Le numéro un mondial de l'acier, qui annonce des suppressions de postes et une grande restructuration, est en butte avec les syndicats et les politiques.

La fermeture de Renault Vivorde, la plus vieille usine de construction automobile belge, en 1997, a marqué les esprits, et transformé l'approche politique des restructurations des grands groupes. Les dernières annonces d'Arcelor ne rassure ni les syndicats, ni les élus des bassins d'emplois du XIXème siècle dont la reconversion n'est pas achevée.

Vendredi 24 janvier, la direction du numéro un mondial de l'acier, issu de la fusion de l'espagnol Aceralia, du luxembourgeois Arbed et du français Usinor, a annoncé son intention de fermer progressivement, sur une période de dix ans, quatre sites de production d'aciers plats au carbone : Liège (Belgique), Florange (France), Eisenhuettenstadt et Brême (Allemagne).

Cette décision, annoncée par Guy Dollé, le président du groupe, fait suite aux conclusions des études stratégiques menées depuis un an. " Pour le secteur 'Aciers Plats au Carbone', il a été constaté que les objectifs de compétitivité visés ne peuvent être atteints qu'à travers la réalisation d'une stratégie de concentration des outils de la phase liquide sur les sites les plus performants, c'est à dire sur des usines dites littorales ayant les coûts de production les plus avantageux ", explique le communiqué.

Cette décision a été évidemment mal reçue par les employés. 150 salariés de Cockerill Sambre, la filiale belge d'Arcelor, ont manifesté vendredi. " Des initiatives seront prises au cours des prochaines semaines et prochains mois pour réaliser une mobilisation européenne des travailleurs d'Arcelor ", a ainsi annoncé Miguel Fernandez, membre de la délégation reçue vendredi au siège luxembourgeois, avenue de la Liberté.

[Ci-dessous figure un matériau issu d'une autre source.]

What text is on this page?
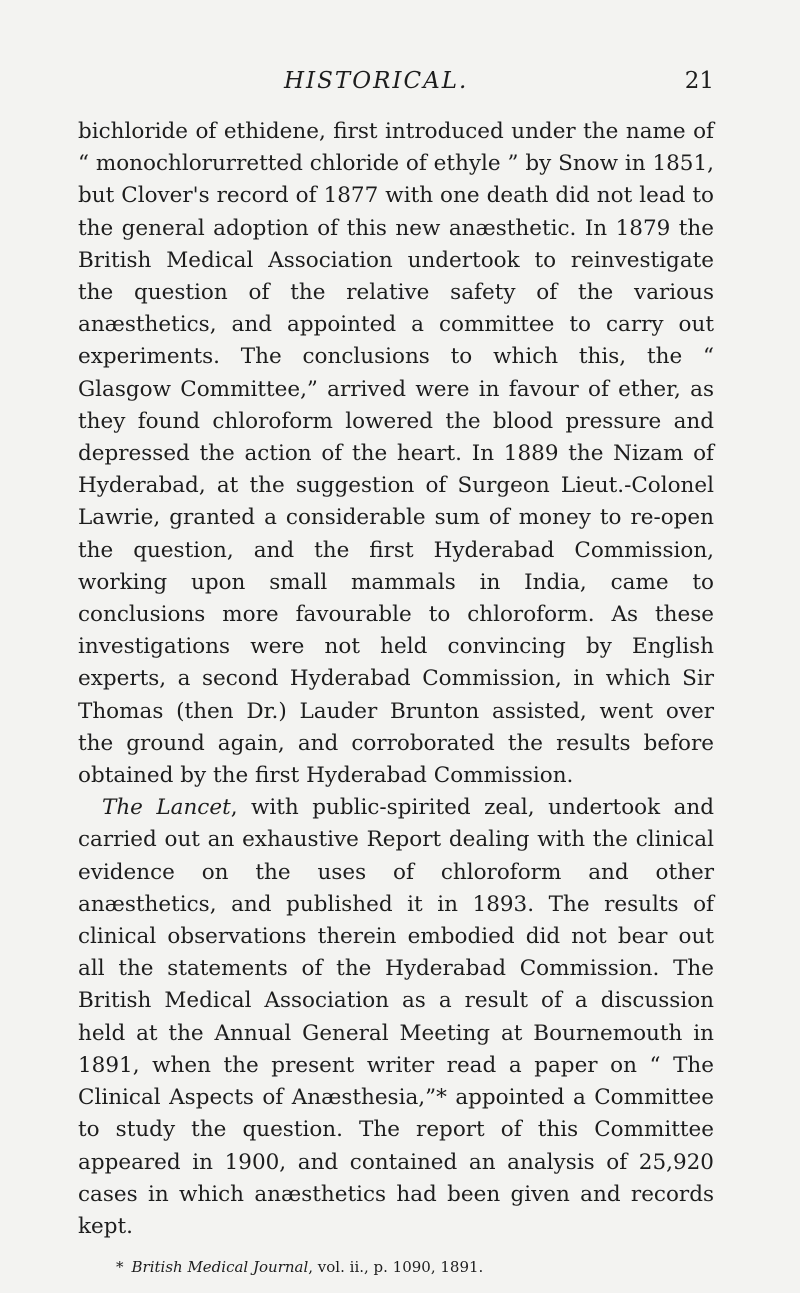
HISTORICAL.	21

bichloride of ethidene, first introduced under the name of “ monochlorurretted chloride of ethyle ” by Snow in 1851, but Clover's record of 1877 with one death did not lead to the general adoption of this new anæsthetic. In 1879 the British Medical Association undertook to reinvestigate the question of the relative safety of the various anæsthetics, and appointed a committee to carry out experiments. The conclusions to which this, the “ Glasgow Committee,” arrived were in favour of ether, as they found chloroform lowered the blood pressure and depressed the action of the heart. In 1889 the Nizam of Hyderabad, at the suggestion of Surgeon Lieut.-Colonel Lawrie, granted a considerable sum of money to re-open the question, and the first Hyderabad Commission, working upon small mammals in India, came to conclusions more favourable to chloroform. As these investigations were not held convincing by English experts, a second Hyderabad Commission, in which Sir Thomas (then Dr.) Lauder Brunton assisted, went over the ground again, and corroborated the results before obtained by the first Hyderabad Commission.

The Lancet, with public-spirited zeal, undertook and carried out an exhaustive Report dealing with the clinical evidence on the uses of chloroform and other anæsthetics, and published it in 1893. The results of clinical observations therein embodied did not bear out all the statements of the Hyderabad Commission. The British Medical Association as a result of a discussion held at the Annual General Meeting at Bournemouth in 1891, when the present writer read a paper on “ The Clinical Aspects of Anæsthesia,”* appointed a Committee to study the question. The report of this Committee appeared in 1900, and contained an analysis of 25,920 cases in which anæsthetics had been given and records kept.

* British Medical Journal, vol. ii., p. 1090, 1891.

Les représentants du syndicat FGTB, qui avait remporté 70% des suffrages lors des dernières élections professionnelles, ont décidé " la suspension des négociations sur la mise en œuvre du plan Delta qui sont actuellement en cours ". Ce plan vise à restructurer pour les rendre plus compétitives les phases à chaud et à froid de Cockerill Sambre.

La Wallonie attaque en justice

La région Wallonne s'est mise sur le banc des plaignants, et a décidé d'attaquer le groupe. " Le choix stratégique vers lequel se dirige Arcelor est inacceptable pour le gouvernement wallon au nom des engagements contractés par Usinor puis par Arcelor ", a déclaré Serge Kubla, ministre de l'Economie de la région. Il y a " rupture par rapport à l'esprit de la convention avec pour conséquence une analyse et des actions en justice ".

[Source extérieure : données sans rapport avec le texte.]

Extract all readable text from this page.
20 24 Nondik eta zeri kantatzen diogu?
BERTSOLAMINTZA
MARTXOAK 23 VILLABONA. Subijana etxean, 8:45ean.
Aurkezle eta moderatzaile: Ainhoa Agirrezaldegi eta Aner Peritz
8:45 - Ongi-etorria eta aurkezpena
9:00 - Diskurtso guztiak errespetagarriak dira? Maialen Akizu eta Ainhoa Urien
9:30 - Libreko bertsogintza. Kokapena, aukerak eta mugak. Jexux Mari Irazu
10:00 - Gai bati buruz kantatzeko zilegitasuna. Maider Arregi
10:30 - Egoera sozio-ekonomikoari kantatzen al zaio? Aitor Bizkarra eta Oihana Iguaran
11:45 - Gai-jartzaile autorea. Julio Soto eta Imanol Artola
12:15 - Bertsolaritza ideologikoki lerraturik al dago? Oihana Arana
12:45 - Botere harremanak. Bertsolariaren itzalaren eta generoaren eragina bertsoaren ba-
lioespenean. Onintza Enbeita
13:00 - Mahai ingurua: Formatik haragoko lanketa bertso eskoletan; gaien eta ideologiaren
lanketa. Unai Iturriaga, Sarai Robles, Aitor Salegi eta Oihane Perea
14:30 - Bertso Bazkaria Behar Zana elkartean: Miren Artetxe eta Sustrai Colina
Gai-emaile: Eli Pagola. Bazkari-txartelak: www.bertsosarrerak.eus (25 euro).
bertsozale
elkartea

En 1998, lors du rachat par le français Usinor de Cockerill Sambre à Liège, l'un des principaux symboles du passé industriel de la Wallonie, Usinor s'était engagé à moderniser les hauts fourneaux du site. Aujourd'hui, c'est pour ne pas le faire que le groupe annonce les fermetures des quatre sites.

Côté français, la réaction aussi a été immédiate. " C'est devenu une préoccupation du gouvernement français, et Jean-Pierre Raffarin, vis-à-vis de Jean Claude Van Cauwenberghe [le président de la région wallonne], a bien précisé qu'il allait suivre et demander à Francis Mer, ministre de l'Economie [et prédécesseur de Guy Dollé], et à Madame Nicole Fontaine, ministre de l'Industrie, de s'impliquer fortement dans ce dossier ", a déclaré Gérard Longuet, président de la région Lorraine à la télévision publique belge RTBF.

La presse a pris parti contre la direction du groupe. Le quotidien Le Soir annonce en Une que " les métallos sont prêts à en découdre ". La Libre Belgique évoque le " vendredi noir " de la sidérurgie belge et note que " le séisme social marquera la région ", invitant néanmoins les décideurs à favoriser rapidement la reconversion.

Eclats de voix et chaises renversées

Le Conseil d'entreprise de Cockerill Sambre, qui se tenait lundi 27 au matin a été perturbé par des manifestants affiliés au syndicats FGTB. " Entre 400 et 500 travailleurs de Cockerill se sont rendus au château de Colonster [banlieue de Liège] où se tient un conseil d'entreprise ", a déclaré Fabrice Jacquemart, porte-parole des métallos de la FGTB. " Certains travailleurs ont pénétré de force dans la salle de réunions. Il y a eu des éclats de voix et des tables renversées ", a-t-il ajouté.

" Nous n'allons pas lancer de mot d'ordre de grève dans les prochains jours, car nous sommes sans doute partis pour un combat de plusieurs mois et ce n'est pas la peine de sortir tout de suite la grosse artillerie ", a prévenu Fabrice Jacquemart.